My experience, after twenty years of professional and informal training, indicates that a hard-core teenage (or person of any age) addict needs an extensive residential component to treatment that is longer than fifteen days. Too many people are discharged from treatment when their insurance runs out, whether they are ready to be discharged or not. That practice is reprehensible and unconscionable. It is even more troubling that the larger community is not more outraged. The recovery community are unfortunately among the voiceless. Maybe when someone among the rich and famous is victimized, the system will sit up, take note and reform this god-awful approach to human suffering and addiction.

TJ is twenty-five. He has battled addiction since the age of sixteen. Throughout most of his teen years, he hid his obsessive-compulsive behavior around his drug and alcohol use. He managed to graduate high school and steer clear of the law, even though when he was most out of control, he was thieving and stealing everything in sight to support his crack/cocaine habit.

Over the last number of years, TJ has been reaching out for help. Because of insurance and personal finance, he never really took the appropriate steps that would have helped him to enter recovery.

TJ is a brilliant carpenter and tradesman. He has, at times, made a great living for a young man. Recently, he had his longest stretch without using crack/cocaine. His hard work, even though he was still drinking, allowed him to buy all kinds of toys and live very comfortably this past year.

Unfortunately, he reconnected with old friends and they all picked up. He lost everything, including his brand new truck. He was reduced to begging for food on the street.

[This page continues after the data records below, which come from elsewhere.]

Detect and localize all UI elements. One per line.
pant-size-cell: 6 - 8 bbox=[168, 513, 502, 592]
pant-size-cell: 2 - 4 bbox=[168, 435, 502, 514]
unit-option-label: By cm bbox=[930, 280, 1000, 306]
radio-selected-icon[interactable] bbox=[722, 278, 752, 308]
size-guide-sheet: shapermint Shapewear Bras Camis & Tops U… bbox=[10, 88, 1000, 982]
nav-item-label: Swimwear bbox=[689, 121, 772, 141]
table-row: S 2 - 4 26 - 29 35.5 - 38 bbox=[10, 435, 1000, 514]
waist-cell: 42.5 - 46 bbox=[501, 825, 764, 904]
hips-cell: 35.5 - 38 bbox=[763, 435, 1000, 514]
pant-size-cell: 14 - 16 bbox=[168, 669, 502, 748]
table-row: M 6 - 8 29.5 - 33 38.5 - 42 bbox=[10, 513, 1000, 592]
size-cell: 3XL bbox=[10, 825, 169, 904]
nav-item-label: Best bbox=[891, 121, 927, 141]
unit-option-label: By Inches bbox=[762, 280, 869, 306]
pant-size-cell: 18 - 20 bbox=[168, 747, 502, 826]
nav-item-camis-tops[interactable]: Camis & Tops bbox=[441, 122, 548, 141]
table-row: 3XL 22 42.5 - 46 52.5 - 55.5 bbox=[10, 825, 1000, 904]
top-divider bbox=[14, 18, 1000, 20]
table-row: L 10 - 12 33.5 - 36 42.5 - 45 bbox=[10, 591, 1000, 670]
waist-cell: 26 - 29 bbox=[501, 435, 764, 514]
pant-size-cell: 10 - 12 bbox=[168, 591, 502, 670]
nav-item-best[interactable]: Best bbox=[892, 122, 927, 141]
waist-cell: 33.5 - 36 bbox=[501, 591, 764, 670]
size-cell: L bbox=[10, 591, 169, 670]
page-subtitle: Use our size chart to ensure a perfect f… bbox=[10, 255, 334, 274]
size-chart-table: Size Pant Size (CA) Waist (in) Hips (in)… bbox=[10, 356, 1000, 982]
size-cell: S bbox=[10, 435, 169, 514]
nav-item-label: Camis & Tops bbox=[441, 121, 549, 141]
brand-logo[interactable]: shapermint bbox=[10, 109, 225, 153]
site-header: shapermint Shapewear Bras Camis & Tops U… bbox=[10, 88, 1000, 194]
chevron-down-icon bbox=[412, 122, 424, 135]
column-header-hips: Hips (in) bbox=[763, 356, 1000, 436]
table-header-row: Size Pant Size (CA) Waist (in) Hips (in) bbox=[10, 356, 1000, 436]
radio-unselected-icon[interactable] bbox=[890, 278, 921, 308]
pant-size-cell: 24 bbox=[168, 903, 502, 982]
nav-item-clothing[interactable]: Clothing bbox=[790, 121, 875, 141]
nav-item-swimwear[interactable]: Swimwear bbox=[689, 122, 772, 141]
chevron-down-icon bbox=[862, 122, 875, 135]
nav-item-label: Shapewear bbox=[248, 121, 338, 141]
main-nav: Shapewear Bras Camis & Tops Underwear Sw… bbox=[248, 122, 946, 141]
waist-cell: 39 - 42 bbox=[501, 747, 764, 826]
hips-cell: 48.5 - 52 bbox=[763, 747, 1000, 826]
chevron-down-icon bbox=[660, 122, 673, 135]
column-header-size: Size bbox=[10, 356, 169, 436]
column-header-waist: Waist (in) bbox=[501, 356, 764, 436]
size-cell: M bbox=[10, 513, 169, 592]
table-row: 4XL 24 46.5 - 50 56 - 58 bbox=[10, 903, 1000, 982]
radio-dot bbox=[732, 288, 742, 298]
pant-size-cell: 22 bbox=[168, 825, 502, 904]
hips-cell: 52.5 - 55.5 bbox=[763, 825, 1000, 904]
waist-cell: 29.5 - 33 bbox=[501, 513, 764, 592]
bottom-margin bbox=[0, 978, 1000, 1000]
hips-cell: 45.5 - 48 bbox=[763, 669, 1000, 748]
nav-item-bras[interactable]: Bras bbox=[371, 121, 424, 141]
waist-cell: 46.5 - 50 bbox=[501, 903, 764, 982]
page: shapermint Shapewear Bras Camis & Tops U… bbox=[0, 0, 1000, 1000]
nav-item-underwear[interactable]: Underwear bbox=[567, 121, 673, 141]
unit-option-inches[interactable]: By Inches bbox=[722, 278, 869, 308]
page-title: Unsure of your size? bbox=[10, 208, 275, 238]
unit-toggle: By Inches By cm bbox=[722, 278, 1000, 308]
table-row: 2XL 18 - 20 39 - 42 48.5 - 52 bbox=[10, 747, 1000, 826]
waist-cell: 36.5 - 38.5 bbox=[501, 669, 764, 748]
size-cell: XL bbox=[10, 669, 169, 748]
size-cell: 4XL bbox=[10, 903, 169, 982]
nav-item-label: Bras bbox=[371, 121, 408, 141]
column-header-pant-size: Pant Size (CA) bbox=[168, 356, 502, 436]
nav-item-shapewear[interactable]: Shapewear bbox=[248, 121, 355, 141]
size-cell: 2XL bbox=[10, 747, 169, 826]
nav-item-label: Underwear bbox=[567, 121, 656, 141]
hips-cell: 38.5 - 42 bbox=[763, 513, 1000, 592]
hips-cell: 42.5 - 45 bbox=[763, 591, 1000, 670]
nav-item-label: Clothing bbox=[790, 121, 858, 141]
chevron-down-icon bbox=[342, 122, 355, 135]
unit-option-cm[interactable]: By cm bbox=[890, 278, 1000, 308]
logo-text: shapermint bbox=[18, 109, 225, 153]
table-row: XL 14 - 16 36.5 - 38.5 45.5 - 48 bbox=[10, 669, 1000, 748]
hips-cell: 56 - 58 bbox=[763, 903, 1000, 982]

One night after binging, he passed out on the street. A friend brought him to a shelter. After he came down from his high, he admitted that he was broken, that he couldn't fight anymore. He was ready to face his demons and do whatever he needed to do to enter healthy recovery. The consensus, because of his history, is that long-term treatment is needed. He applied for Medicaid. He was sanctioned for thirty days because he quit his job! He might not last the thirty days he needs to wait before he can reapply.

How many other TJs are being pushed to the edge of existence because of a system's inept protocol?

I hope TJ makes it, despite the bureaucracy.